A communication terminal used in a communication system,
The communication system is:
Multi-talk is realized by connecting three or more communication terminals equipped with sound source localization speakers to each other via a communication line.
One or more communication terminals that are transmitting audio signals from the connected communication terminal are identified, and communication state information that associates the identified communication terminals with the volume of the audio signal transmitted by the communication terminals is generated. A communication state detection unit;
A communication terminal that receives the communication status information and receives a currently transmitted voice signal is identified as a receiving terminal, and is currently transmitted based on a sound image synthesis rule set for each identified receiving terminal. A sound image synthesizing device that performs sound image synthesis for each receiving terminal with respect to the audio signal, and transmits the synthesized sound image to the receiving terminal;
The communication terminal is
A storage device for storing sound image synthesis rules;
A control device that reads and transmits a sound image synthesis rule from the storage device, and
The controller is
A function for identifying a user of a communication terminal connected via a communication line using a telephone directory function, and extracting information of the specified user;
A function of setting the sound image synthesis rule based on the specified user information,
The information of the specified user is the number of past calls with the specified user, the call time, the number of mail transmission / reception, or the size of the mail transmitted / received,
Communication terminal and the control device, which upon setting of the sound image combining rule, grouping a plurality of users who have the particular or ranks, and wherein the.
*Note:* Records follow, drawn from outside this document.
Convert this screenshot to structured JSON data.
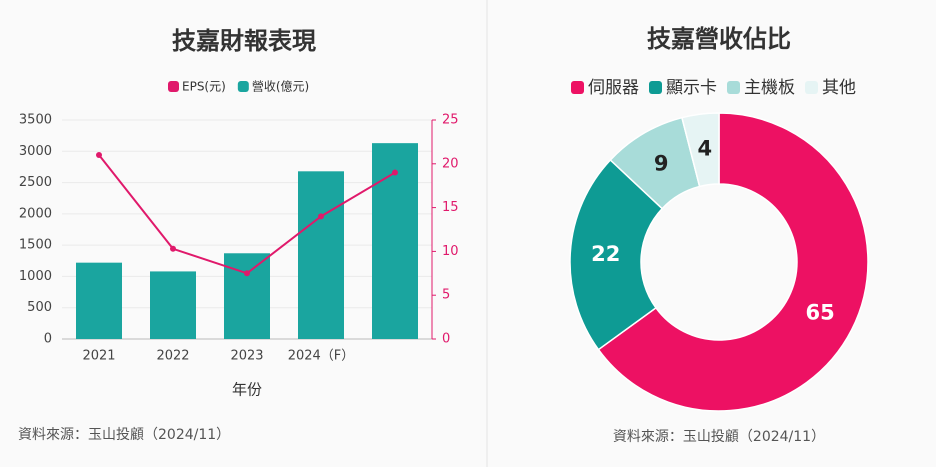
{
  "chart_data": [
    {
      "type": "combo",
      "title": "技嘉財報表現",
      "categories": [
        "2021",
        "2022",
        "2023",
        "2024（F）",
        null
      ],
      "series": [
        {
          "name": "EPS(元)",
          "type": "line",
          "color": "#e0196b",
          "axis": "y2",
          "values": [
            21,
            10.3,
            7.5,
            14,
            19
          ]
        },
        {
          "name": "營收(億元)",
          "type": "bar",
          "color": "#1aa59f",
          "values": [
            1220,
            1080,
            1370,
            2680,
            3130
          ]
        }
      ],
      "ylim": [
        0,
        3500
      ],
      "yticks": [
        0,
        500,
        1000,
        1500,
        2000,
        2500,
        3000,
        3500
      ],
      "y2lim": [
        0,
        25
      ],
      "y2ticks": [
        0,
        5,
        10,
        15,
        20,
        25
      ],
      "xlabel": "年份",
      "source": "資料來源：玉山投顧（2024/11）",
      "grid": true
    },
    {
      "type": "donut",
      "title": "技嘉營收佔比",
      "categories": [
        "伺服器",
        "顯示卡",
        "主機板",
        "其他"
      ],
      "values": [
        65,
        22,
        9,
        4
      ],
      "colors": [
        "#ed1163",
        "#0e9b94",
        "#a8dcd9",
        "#e6f4f4"
      ],
      "label_colors": [
        "#ffffff",
        "#ffffff",
        "#222222",
        "#222222"
      ],
      "source": "資料來源：玉山投顧（2024/11）"
    }
  ]
}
A communication terminal used in a communication system,
The communication system is:
Three or more communication terminals including a sound source localization speaker and a video display device are connected to each other via a communication line to realize a videophone multitalk.
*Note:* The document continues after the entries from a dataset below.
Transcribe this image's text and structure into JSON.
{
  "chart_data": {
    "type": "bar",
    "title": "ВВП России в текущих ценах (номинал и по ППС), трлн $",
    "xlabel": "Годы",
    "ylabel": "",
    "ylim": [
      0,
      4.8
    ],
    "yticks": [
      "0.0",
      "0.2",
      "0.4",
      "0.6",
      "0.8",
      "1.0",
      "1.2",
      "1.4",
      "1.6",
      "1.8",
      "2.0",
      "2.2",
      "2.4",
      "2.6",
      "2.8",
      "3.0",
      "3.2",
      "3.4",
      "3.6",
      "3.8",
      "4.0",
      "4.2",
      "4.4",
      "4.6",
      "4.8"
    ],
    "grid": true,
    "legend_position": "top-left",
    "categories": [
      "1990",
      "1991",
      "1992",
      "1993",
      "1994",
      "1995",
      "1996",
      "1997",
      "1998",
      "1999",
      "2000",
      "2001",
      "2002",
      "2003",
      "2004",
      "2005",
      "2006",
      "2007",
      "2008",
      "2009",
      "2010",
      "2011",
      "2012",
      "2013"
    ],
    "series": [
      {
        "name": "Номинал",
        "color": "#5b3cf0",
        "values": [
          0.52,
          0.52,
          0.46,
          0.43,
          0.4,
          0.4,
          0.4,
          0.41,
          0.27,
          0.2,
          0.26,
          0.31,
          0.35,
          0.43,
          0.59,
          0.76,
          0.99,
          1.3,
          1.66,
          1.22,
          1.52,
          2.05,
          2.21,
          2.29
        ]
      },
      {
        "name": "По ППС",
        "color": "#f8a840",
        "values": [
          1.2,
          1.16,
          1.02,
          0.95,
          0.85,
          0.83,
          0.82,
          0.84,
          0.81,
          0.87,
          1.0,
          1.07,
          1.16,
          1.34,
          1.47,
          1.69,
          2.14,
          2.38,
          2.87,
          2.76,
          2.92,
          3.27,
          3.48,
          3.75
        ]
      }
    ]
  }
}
Communication state information that identifies one or more communication terminals that are transmitting audio signals and video signals from the connected communication terminal, and associates the identified communication terminals with the volume of the audio signal transmitted by the communication terminal. A communication state detection unit for generating
A communication terminal that receives the communication status information and receives a currently transmitted audio signal and video signal is identified as a receiving terminal, and is currently transmitted based on a video composition rule set for each identified receiving terminal. A video synthesizer that performs video synthesis for each receiving terminal for the received video signal, transmits the synthesized video to the receiving terminal, and generates video synthesis information relating to the synthesized video;
A sound image synthesizing device that performs sound image synthesis for each receiving terminal on the currently transmitted audio signal based on the video synthesis information, and transmits the synthesized sound image to the receiving terminal;
The communication terminal is
A storage device for storing video composition rules;
A control device that reads and transmits a video composition rule from the storage device, and
The controller is
A function for identifying a user of a communication terminal connected via a communication line using a telephone directory function, and extracting information of the specified user;
A function of setting the video composition rule based on the information of the identified user,
The information of the specified user is the number of past calls with the specified user, the call time, the number of mail transmission / reception, or the size of the mail transmitted / received,
Communication terminal and the control device, in which when setting of the video combining rule, grouping a plurality of users who have the particular or ranks, and wherein the.